215. master the art of showing up
A habit must be established before it can be improved. This has to become a standard in your life before you should start worrying about optimizing or expanding on it.
If you’re not the type of person who sits down and writes one sentence a day, or steps one foot inside a gym, you’re never going to be the person who finishes a novel, or looks good naked.
We’re so focused on finding and implementing the perfect plan that we forget to give ourselves permission to not be perfect at first. Instead, we need to shift our focus on showing up everyday in a small way.
Whether it’s one push-up or one word on a blank page, do something so that you can master the art of showing up. Make that your new normal. And then once you become the person who shows up, then you can expand on the habit you’ve built.
176. seeking resolution
We all have habits, good and bad. But it’s not the habit we’re after. It’s the feeling we derive from the execution of that habit.
We don’t want to journal, we want to think clearly. We don’t want to smoke, we want to alleviate our anxiety. We don’t want to workout, we want the result the workout delivers.
Habits are driven by the prediction of what the behavior will give us. What we’re after is resolution. A stimulus that either extinguishes or suppresses feelings or urges that arise within us.

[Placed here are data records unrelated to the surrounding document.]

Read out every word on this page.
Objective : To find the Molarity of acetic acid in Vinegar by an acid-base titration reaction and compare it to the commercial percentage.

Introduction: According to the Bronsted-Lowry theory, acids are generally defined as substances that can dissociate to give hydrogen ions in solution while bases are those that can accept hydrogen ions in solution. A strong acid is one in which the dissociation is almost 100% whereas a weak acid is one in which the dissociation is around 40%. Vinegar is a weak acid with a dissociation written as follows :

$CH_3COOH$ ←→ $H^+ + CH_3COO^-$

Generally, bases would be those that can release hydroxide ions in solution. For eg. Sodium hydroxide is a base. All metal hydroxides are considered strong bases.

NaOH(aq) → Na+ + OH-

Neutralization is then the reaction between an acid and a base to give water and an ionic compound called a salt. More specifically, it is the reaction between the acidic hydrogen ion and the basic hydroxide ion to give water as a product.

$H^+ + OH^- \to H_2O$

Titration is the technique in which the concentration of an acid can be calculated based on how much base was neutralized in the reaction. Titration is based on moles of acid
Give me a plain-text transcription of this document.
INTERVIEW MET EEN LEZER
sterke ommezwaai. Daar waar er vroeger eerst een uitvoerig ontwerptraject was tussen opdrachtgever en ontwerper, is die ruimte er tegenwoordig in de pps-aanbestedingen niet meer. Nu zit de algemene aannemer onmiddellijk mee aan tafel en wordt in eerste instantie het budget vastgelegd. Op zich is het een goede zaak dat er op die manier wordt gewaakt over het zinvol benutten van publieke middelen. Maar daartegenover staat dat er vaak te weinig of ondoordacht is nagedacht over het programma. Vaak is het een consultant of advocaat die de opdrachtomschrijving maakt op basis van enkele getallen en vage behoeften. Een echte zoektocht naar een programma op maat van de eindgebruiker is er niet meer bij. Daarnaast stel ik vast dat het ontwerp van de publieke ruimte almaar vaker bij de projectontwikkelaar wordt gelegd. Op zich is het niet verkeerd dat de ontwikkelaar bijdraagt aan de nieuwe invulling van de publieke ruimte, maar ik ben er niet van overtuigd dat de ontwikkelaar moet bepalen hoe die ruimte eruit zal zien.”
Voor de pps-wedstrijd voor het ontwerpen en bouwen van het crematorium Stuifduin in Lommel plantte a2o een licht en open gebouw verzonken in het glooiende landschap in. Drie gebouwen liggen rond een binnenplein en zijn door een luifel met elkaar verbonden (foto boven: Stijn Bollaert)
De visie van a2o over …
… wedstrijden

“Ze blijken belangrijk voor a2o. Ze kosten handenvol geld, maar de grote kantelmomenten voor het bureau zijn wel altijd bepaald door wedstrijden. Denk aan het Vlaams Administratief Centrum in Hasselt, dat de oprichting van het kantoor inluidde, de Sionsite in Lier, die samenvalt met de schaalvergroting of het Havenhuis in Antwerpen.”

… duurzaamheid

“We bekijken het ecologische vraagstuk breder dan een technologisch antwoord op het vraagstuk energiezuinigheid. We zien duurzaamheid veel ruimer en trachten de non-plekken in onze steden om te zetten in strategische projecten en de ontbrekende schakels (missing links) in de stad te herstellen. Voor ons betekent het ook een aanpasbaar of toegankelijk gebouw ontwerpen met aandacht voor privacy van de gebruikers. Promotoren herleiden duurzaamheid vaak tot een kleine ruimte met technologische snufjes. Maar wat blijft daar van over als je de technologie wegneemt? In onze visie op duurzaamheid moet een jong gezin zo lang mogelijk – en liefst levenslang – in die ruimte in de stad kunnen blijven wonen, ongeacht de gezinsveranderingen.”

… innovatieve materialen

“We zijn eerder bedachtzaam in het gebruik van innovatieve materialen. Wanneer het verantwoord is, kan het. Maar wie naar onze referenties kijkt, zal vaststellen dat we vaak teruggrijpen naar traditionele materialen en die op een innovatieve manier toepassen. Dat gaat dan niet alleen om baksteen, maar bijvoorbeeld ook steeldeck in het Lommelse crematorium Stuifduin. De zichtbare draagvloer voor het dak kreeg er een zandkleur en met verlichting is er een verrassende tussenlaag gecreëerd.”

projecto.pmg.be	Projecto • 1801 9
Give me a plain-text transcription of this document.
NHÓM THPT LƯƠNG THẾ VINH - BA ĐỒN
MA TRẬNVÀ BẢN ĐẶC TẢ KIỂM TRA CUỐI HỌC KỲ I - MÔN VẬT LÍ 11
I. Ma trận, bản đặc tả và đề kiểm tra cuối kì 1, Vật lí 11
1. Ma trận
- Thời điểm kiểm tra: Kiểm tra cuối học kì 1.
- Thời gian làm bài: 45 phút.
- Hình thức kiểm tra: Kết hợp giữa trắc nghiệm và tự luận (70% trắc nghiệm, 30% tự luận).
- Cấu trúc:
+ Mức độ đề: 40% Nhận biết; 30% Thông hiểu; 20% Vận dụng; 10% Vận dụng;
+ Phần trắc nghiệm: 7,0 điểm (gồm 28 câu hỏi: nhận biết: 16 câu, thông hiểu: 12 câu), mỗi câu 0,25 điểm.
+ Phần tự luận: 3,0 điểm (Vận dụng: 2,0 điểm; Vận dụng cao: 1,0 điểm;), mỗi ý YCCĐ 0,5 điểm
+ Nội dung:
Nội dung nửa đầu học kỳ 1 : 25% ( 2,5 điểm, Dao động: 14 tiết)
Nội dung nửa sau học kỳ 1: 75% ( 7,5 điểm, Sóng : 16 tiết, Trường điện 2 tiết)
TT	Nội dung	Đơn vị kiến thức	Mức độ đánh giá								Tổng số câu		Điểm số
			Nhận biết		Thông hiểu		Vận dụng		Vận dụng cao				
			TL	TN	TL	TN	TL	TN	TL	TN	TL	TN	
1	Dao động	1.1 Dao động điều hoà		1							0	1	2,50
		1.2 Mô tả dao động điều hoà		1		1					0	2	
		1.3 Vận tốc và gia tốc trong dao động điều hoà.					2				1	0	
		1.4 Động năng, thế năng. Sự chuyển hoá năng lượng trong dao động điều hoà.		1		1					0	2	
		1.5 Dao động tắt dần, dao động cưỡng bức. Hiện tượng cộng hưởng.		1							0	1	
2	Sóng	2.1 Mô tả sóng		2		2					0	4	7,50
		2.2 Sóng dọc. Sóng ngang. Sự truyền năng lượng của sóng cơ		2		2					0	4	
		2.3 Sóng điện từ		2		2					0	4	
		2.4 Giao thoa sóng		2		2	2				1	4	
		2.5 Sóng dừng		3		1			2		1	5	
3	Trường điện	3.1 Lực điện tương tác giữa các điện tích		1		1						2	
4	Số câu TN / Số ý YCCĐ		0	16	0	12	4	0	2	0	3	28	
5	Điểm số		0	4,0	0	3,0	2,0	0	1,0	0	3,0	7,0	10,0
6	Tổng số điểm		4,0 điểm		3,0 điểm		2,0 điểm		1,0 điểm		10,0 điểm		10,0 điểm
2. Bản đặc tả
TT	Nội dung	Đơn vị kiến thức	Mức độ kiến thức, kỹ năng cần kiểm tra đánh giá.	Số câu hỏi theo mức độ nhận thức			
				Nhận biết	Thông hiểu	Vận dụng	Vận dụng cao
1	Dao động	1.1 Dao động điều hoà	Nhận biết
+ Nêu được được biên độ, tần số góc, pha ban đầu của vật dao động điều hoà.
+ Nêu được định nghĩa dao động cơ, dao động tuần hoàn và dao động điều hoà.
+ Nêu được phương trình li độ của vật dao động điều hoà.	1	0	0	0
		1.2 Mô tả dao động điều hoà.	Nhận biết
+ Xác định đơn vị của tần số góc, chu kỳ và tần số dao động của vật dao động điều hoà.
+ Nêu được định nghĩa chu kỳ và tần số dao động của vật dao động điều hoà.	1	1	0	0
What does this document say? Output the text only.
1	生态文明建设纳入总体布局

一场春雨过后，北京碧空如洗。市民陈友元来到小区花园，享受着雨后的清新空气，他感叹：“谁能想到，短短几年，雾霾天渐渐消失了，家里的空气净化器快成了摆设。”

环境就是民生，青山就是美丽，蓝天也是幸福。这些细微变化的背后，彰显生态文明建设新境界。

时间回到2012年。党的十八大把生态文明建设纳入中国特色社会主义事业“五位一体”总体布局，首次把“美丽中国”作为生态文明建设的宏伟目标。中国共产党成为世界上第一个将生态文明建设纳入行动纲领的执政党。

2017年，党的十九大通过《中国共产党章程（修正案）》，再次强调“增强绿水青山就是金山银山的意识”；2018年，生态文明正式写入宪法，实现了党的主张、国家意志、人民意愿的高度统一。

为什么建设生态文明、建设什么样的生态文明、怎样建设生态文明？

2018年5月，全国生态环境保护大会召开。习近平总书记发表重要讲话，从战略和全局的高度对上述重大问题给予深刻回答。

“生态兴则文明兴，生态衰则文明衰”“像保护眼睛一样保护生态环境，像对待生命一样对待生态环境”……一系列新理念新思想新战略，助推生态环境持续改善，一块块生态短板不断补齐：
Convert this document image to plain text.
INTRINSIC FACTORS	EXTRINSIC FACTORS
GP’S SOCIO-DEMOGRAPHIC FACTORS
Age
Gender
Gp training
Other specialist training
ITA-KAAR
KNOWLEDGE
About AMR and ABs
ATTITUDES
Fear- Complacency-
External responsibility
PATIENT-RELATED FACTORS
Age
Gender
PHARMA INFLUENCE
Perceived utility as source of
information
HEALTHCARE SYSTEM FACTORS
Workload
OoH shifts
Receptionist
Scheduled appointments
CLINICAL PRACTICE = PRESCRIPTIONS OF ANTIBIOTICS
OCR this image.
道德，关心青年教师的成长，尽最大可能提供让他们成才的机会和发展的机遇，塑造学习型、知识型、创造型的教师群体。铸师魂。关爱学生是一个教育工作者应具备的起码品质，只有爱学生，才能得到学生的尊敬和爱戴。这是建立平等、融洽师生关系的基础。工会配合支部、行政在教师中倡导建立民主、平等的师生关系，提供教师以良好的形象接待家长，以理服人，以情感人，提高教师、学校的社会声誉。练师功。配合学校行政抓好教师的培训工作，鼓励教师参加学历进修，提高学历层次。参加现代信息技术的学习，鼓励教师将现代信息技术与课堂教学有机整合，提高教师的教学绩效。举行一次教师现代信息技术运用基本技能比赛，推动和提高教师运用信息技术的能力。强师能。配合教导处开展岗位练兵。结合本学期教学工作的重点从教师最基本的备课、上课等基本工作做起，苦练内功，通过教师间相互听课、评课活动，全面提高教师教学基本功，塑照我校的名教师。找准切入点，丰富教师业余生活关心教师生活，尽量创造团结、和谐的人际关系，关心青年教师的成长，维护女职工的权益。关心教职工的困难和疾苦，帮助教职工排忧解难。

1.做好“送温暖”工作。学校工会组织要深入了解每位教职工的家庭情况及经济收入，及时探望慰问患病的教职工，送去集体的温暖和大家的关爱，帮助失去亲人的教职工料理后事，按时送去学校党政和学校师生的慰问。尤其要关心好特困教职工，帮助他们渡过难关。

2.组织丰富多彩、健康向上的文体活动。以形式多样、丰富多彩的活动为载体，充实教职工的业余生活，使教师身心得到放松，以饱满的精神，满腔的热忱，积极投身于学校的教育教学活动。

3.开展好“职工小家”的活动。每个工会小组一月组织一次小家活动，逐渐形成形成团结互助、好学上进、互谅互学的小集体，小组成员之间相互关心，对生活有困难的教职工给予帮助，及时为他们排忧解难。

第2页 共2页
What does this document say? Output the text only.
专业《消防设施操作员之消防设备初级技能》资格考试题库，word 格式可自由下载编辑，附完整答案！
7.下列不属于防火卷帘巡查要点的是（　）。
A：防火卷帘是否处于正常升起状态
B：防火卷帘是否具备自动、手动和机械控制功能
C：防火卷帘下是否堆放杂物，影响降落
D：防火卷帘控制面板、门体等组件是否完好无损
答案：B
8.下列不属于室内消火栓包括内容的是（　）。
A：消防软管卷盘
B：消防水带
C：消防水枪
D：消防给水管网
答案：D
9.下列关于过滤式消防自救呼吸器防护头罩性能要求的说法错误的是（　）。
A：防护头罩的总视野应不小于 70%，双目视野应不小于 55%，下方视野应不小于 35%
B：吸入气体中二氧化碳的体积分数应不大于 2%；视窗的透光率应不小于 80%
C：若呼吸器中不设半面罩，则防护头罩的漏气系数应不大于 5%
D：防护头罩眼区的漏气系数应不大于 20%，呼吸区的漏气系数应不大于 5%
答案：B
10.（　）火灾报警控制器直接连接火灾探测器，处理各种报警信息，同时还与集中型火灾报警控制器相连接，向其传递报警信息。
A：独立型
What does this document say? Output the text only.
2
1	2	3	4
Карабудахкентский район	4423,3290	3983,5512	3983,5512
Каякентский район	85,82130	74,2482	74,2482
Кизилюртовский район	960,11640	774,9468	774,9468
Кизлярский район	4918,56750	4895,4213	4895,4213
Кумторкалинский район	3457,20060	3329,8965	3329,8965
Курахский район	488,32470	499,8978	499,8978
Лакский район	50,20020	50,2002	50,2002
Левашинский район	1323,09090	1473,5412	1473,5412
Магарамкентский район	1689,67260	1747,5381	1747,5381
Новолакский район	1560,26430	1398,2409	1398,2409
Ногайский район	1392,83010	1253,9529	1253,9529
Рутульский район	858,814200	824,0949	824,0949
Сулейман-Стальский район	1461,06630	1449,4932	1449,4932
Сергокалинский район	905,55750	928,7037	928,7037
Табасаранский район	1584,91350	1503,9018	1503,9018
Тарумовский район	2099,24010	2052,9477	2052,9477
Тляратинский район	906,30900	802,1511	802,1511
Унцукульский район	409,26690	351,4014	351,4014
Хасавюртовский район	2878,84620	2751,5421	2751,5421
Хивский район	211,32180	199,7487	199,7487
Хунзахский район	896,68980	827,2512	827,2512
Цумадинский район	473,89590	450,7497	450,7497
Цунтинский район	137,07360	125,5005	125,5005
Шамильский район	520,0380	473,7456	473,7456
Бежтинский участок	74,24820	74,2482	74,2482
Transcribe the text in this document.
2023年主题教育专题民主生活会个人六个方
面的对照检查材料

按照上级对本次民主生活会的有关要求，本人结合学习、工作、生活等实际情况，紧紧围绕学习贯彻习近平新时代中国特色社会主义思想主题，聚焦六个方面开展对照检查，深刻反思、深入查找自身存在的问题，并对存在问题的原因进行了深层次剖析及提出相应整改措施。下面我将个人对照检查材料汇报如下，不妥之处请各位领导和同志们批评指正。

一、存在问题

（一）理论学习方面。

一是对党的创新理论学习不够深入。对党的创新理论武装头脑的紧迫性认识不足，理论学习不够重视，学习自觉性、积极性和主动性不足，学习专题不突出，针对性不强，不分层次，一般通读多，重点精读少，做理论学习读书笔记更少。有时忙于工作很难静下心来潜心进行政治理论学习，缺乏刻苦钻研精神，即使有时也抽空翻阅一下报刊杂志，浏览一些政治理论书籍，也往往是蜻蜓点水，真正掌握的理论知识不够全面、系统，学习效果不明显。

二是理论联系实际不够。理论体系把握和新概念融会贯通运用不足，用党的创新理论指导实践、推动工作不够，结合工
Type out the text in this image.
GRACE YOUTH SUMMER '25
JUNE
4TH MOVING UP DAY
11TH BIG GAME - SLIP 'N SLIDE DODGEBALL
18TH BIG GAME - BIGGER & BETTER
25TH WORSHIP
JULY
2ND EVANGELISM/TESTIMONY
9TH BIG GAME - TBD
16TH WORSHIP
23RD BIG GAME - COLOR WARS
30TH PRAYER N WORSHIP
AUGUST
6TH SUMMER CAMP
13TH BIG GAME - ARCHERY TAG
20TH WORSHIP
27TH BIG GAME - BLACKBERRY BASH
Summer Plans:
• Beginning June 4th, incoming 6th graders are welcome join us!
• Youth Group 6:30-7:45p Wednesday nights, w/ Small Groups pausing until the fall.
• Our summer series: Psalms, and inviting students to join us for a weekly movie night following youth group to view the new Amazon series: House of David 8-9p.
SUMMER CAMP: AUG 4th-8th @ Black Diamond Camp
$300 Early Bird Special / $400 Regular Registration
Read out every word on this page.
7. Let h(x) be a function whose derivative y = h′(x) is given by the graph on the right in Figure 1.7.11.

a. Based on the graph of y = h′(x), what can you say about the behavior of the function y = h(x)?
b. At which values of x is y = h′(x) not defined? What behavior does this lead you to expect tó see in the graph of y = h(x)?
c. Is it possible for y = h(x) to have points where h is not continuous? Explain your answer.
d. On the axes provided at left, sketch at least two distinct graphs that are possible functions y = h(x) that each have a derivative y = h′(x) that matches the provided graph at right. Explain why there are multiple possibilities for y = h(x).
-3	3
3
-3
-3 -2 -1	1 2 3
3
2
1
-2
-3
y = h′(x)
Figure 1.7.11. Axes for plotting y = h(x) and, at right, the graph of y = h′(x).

As with everything else, certain things serve us, while others don’t. If a habit isn’t making you better, it’s keeping you from getting better. That emotion or urge you seek to chronically suppress is most likely the manifestation of an underlying need. It is something that deserves to be explored further, not overlooked. When the underlying message is brought to your attention it can be dealt with in a better way, leading to positive changes, and perhaps the elimination of bad habits.